Sonó el teléfono y contestó Navarro.

– Es Martín, para ti, jefe.

– Sí, Martín. ¿Lo tiene? ¿Dónde lo lleva? ¿Al Retiro? Voy a reunirme allí con usted. Sí, bien hecho. Un buen trabajo. Hasta luego -colgó-. Elena, ya lo tiene. ¿Satisfecha? Ahora vete a casa y cena algo. A lo mejor Ángel quiere acompañarte.

– Estoy demasiado nerviosa para comer nada -dijo ella-. Ha sido una noche tremenda. Les veré mañana a la hora de siempre. Buenas noches, jefe. Buenas noches, Paco.

Cuando la joven se hubo ido, Bernal sacó del bolsillo las insignias SDG y se las quedó mirando pensativamente.

– Habrá que trabajar duro para pararles los pies, Paco. Vamos al Retiro a interrogar a Weber.

– De acuerdo, jefe.

Once y media de la noche

Pero cuando llegaron a la comisaría de la calle Fernanflor, encontraron a un comisario de la Segunda Brigada que les esperaba.

– Hola, Bernal. Supimos por la comisaría de la estación de Chamartín que el inspector Martín había detenido a Weber. Lo interrogaremos nosotros, claro.

– Claro -dijo Bernal con el corazón en un puño-. ¿Me permitirían que le interrogase antes a propósito de los asesinatos?

– El inspector general dice que lo haga después. El aspecto político tiene preferencia.
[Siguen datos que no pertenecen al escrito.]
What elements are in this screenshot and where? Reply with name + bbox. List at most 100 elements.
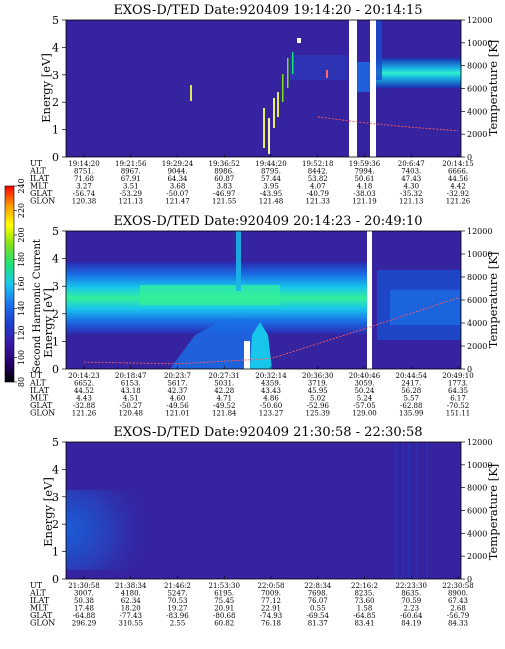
table-cell: 8235. — [354, 590, 374, 598]
table-cell: -64.88 — [73, 612, 95, 620]
table-cell: 8635. — [401, 590, 421, 598]
temperature-tick-label: 6000 — [467, 507, 487, 516]
table-cell: 8967. — [121, 168, 141, 176]
temperature-tick-label: 2000 — [467, 342, 487, 351]
table-cell: 121.01 — [165, 410, 190, 418]
table-cell: 5031. — [214, 380, 234, 388]
table-cell: 19:21:56 — [115, 160, 147, 168]
table-cell: 3.51 — [123, 183, 139, 191]
panel-3: EXOS-D/TED Date:920409 21:30:58 - 22:30:… — [29, 425, 500, 628]
temperature-tick-label: 12000 — [467, 16, 492, 25]
temperature-tick-label: 6000 — [467, 296, 487, 305]
table-cell: -50.27 — [120, 402, 142, 410]
energy-tick-label: 5 — [52, 436, 59, 449]
table-cell: 7009. — [261, 590, 281, 598]
table-cell: 6.17 — [450, 395, 466, 403]
table-row-label: MLT — [30, 604, 49, 613]
table-cell: 5.02 — [310, 395, 326, 403]
panel-1-band-pre — [357, 62, 370, 92]
table-cell: 76.07 — [308, 597, 328, 605]
table-cell: 21:30:58 — [68, 582, 99, 590]
colorbar-tick-label: 220 — [17, 203, 26, 218]
table-cell: -32.88 — [73, 402, 95, 410]
table-cell: 60.82 — [214, 620, 234, 628]
table-cell: 62.34 — [121, 597, 142, 605]
table-cell: 4180. — [121, 590, 141, 598]
colorbar-label: Second Harmonic Current — [32, 239, 43, 373]
table-cell: 20:49:10 — [442, 372, 473, 380]
table-cell: 5247. — [167, 590, 187, 598]
table-cell: 0.55 — [310, 605, 326, 613]
table-cell: 70.53 — [167, 597, 187, 605]
table-cell: 20:18:47 — [115, 372, 146, 380]
table-row-label: UT — [30, 371, 43, 380]
table-cell: -60.64 — [400, 612, 423, 620]
table-cell: 19:14:20 — [68, 160, 99, 168]
temperature-tick-label: 10000 — [467, 250, 492, 259]
table-cell: 151.11 — [446, 410, 471, 418]
table-cell: 4.42 — [450, 183, 466, 191]
energy-tick-label: 0 — [52, 573, 59, 586]
table-cell: 129.00 — [352, 410, 377, 418]
table-cell: 53.82 — [308, 175, 328, 183]
table-cell: 21:46:2 — [164, 582, 191, 590]
table-cell: 64.35 — [448, 387, 468, 395]
table-cell: -57.05 — [353, 402, 375, 410]
table-cell: 43.18 — [121, 387, 141, 395]
table-cell: 6652. — [74, 380, 94, 388]
table-cell: 20:36:30 — [302, 372, 333, 380]
table-cell: 20:27:31 — [209, 372, 240, 380]
table-row-label: GLAT — [30, 611, 53, 620]
table-cell: -53.29 — [120, 190, 142, 198]
table-cell: -50.60 — [260, 402, 282, 410]
table-cell: 73.60 — [354, 597, 374, 605]
table-cell: 42.37 — [167, 387, 187, 395]
table-cell: 20:40:46 — [349, 372, 381, 380]
energy-tick-label: 5 — [52, 14, 59, 27]
table-cell: 5617. — [167, 380, 187, 388]
table-cell: 19:52:18 — [302, 160, 333, 168]
table-cell: -56.74 — [73, 190, 96, 198]
colorbar-tick-label: 100 — [17, 350, 26, 365]
table-cell: 8442. — [308, 168, 328, 176]
table-cell: 44.56 — [448, 175, 469, 183]
table-cell: 22:0:58 — [258, 582, 285, 590]
panel-2-streak — [236, 231, 241, 291]
table-row-label: GLAT — [30, 189, 53, 198]
colorbar-tick-label: 140 — [17, 301, 26, 316]
panel-1-ylabel-left: Energy [eV] — [39, 53, 53, 123]
table-cell: 3059. — [354, 380, 374, 388]
table-cell: 75.45 — [214, 597, 234, 605]
panel-3-glow — [66, 490, 156, 570]
table-cell: 6666. — [448, 168, 468, 176]
colorbar-tick-label: 120 — [17, 325, 26, 340]
colorbar: 80 100 120 140 160 180 200 220 240 Second Harmon… — [4, 178, 43, 387]
panel-2-band-core — [140, 285, 280, 305]
table-row-label: UT — [30, 581, 43, 590]
table-cell: 19:29:24 — [162, 160, 194, 168]
table-cell: 120.48 — [119, 410, 144, 418]
table-cell: 3007. — [74, 590, 94, 598]
table-row-label: GLON — [30, 409, 55, 418]
colorbar-tick-label: 80 — [17, 377, 26, 387]
table-cell: -52.96 — [307, 402, 330, 410]
table-cell: 8900. — [448, 590, 468, 598]
table-cell: 3719. — [308, 380, 328, 388]
panel-3-streaks — [395, 442, 428, 579]
table-row-label: GLON — [30, 197, 55, 206]
table-cell: 8795. — [261, 168, 281, 176]
table-cell: 22:16:2 — [351, 582, 378, 590]
temperature-tick-label: 10000 — [467, 39, 492, 48]
table-cell: 22:8:34 — [304, 582, 332, 590]
table-cell: 47.43 — [401, 175, 421, 183]
table-cell: 3.95 — [263, 183, 279, 191]
panel-2-ylabel-right: Temperature [K] — [486, 252, 500, 349]
energy-tick-label: 0 — [52, 363, 59, 376]
table-cell: 296.29 — [72, 620, 97, 628]
table-cell: 120.38 — [72, 198, 97, 206]
table-cell: 4.71 — [216, 395, 232, 403]
table-cell: -56.79 — [447, 612, 469, 620]
panel-2-lower-bright — [250, 322, 272, 369]
temperature-tick-label: 0 — [467, 153, 472, 162]
table-cell: -83.96 — [166, 612, 189, 620]
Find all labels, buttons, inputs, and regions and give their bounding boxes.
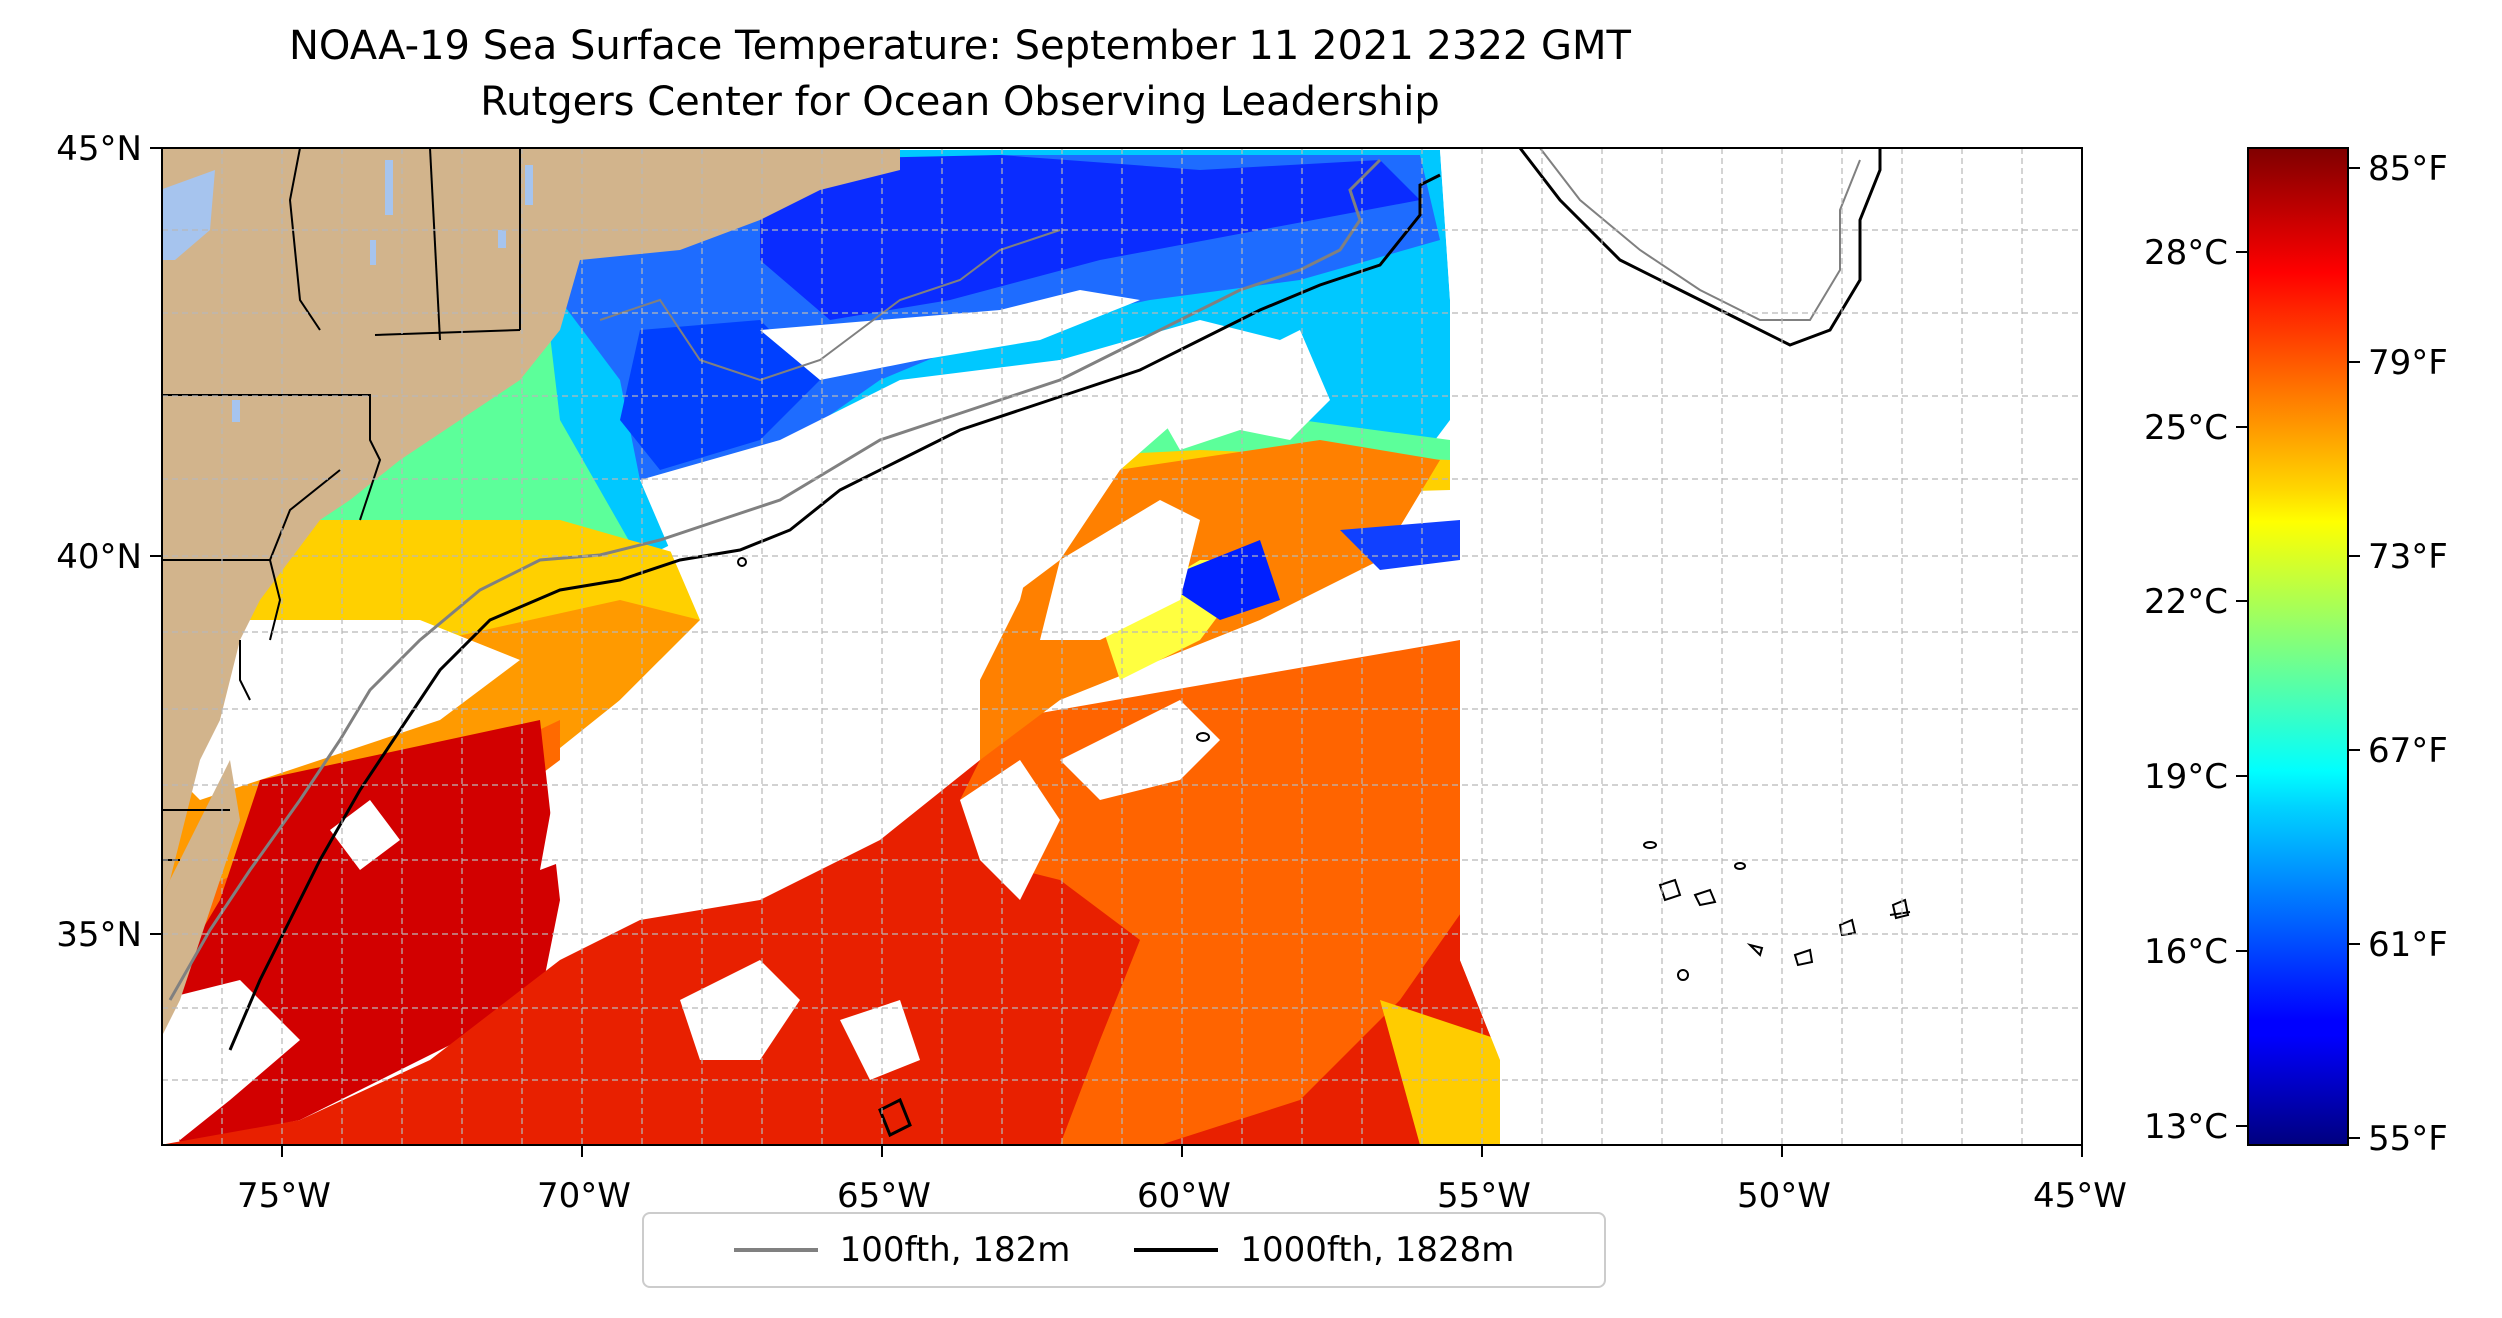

Dijo que usted lo entendería.

– Sí, claro, lo entiendo -dijo Bernal.

Martín llegó en aquel momento con el detenido y la cara se le ensombreció al ver al comisario de la Segunda Brigada.

– Nos quedamos con él, Martín, y seremos nosotros los que hagamos el registro domiciliario. Gracias por traerlo. Ha hecho usted un magnífico trabajo. La escolta puede volver a Chamartín. Tengo a mis hombres fuera.

Martín le entregó a Weber y advirtió la expresión de simulada esperanza que se aposentaba en la faz del detenido. Cuando se hubieron ido, Martín condujo a Bernal y a Navarro a su despacho, y pidió al sargento de guardia que les llevara café.

– No -dijo Bernal-, vayamos a tomar un trago fuera. ¿No hay ningún bar por aquí cerca?